As said before, to ensure modularity and abstraction, the
representation of a
collection turns hidden. This means that any software component
dealing with a collection will only be able to manipulate it
through the operations (methods) its interface provides. This
point is especially important since it prevents other software
components from possibly breaking invariants required by the internals
of the collection.
1.6 |
Properties, Theorems and Proofs |
|
FoCaLize aims not only to write programs, it intends to encompass both
the executable model (i.e. program) and properties this model must
satisfy. For this reason, ``special'' methods deal with logic
instead of purely behavioural aspects of the system: theorems,
properties and proofs.
Stating a property expects that a proof that it
holds will finally be given. For theorems, the proof is
directly embedded in the theorem. Such proofs must be done by
the developer and will finally be sent to the formal proof assistant
Coq who will automatically check that the demonstration of the
property is consistent. Writing a proof can be done in several ways.
It can be written in ``FoCaLize's proof language'', a hierarchical proof
language that allows to give hints and directions for a proof. This
language will be sent to an external theorem prover,
Zenon [Zenon, zenon0.4.1] developed by D. Doligez. This prover is
a first order theorem prover based on the tableau method incorporating
implementation novelties such as sharing. Zenon will attempt, from
these hints to automatically generate the proof and exhibit a Coq
term suitable for verification by Coq. Basic hints given by the
developer to Zenon are: ``prove by definition of a method''
(i.e. looking inside its body) and ``prove by property''
(i.e. using the logical body of a theorem or property''.
Surrounding this hints mechanism, the language allows to build the
proof by stating assumptions (that must obviously be demonstrated
next) that can be used to prove lemmas or parts for the whole
property. We show below an example of such demonstration.

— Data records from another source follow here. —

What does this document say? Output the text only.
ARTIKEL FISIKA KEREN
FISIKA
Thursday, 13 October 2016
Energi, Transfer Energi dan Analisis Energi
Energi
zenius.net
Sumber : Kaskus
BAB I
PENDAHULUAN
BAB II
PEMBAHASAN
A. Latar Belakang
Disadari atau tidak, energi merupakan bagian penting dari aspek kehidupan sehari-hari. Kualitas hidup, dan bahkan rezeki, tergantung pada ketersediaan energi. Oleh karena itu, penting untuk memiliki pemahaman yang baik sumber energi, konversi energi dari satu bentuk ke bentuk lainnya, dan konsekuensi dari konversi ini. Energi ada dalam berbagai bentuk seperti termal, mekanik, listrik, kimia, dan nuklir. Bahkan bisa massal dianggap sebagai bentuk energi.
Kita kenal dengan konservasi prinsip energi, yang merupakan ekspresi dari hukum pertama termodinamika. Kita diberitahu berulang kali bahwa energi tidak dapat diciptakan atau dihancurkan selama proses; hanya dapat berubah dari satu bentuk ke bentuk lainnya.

!order_inf(i, x) -> !order_inf(i, y) ->
!order_inf(i, !inf(x, y))
proof:
<1>1 assume x in Self, assume y in Self,
assume i in Self, assume H1: !order_inf(i, x),
assume H2: !order_inf(i, y),
prove !order_inf(i, !inf(x, y))
<2>1 prove !equal(i, !inf(!inf(i, x), y))
by hypothesis H1, H2
property inf_left_substitution_rule,
equal_symmetric, equal_transitive
definition of order_inf
<2>9 qed
by step <2>1
property inf_is_associative, equal_transitive
definition of order_inf
<1>2 conclude
;
The important point is that Zenon works for the
developer: it searches the proof itself, the developer does not
have to elaborate it formally ``from scratch''.
Like any automatic theorem prover, Zenon may fail finding a
demonstration. In this case, FoCaLize allows to write verbatim
Coq proofs. In this case, the proof is not anymore automated, but
this leaves the full power of expression of Coq to the developer.
Finally, the assumed keyword is the ultimate proof backdoor,
telling that the proof is not given but that the property must be
admitted. Obviously, a really safe development should not make usage of
such ``proofs'' since they bypass the formal verification of
software's model. However, such a functionality remains needed since
some of ``well-known'' properties can never be proved for a computer.
For instance, " x Î IN, x+1 >n does not hold in a
computer with native integers. However, in a mathematical
framework, this property holds and is needed to carry out other
proofs. Thus the developer may prove either that all manipulated values
remain in an interval where this property holds or may admit this
property or may add code to detect overflow ...
On another side, a development may be linked with external
code, trusted or not, but for which properties cannot be proved inside
the FoCaLize part since it does not belong to it. Expressing properties
of the FoCaLize part may need to express properties on the imported
code, that cannot be formally proved, then must be ``assumed''.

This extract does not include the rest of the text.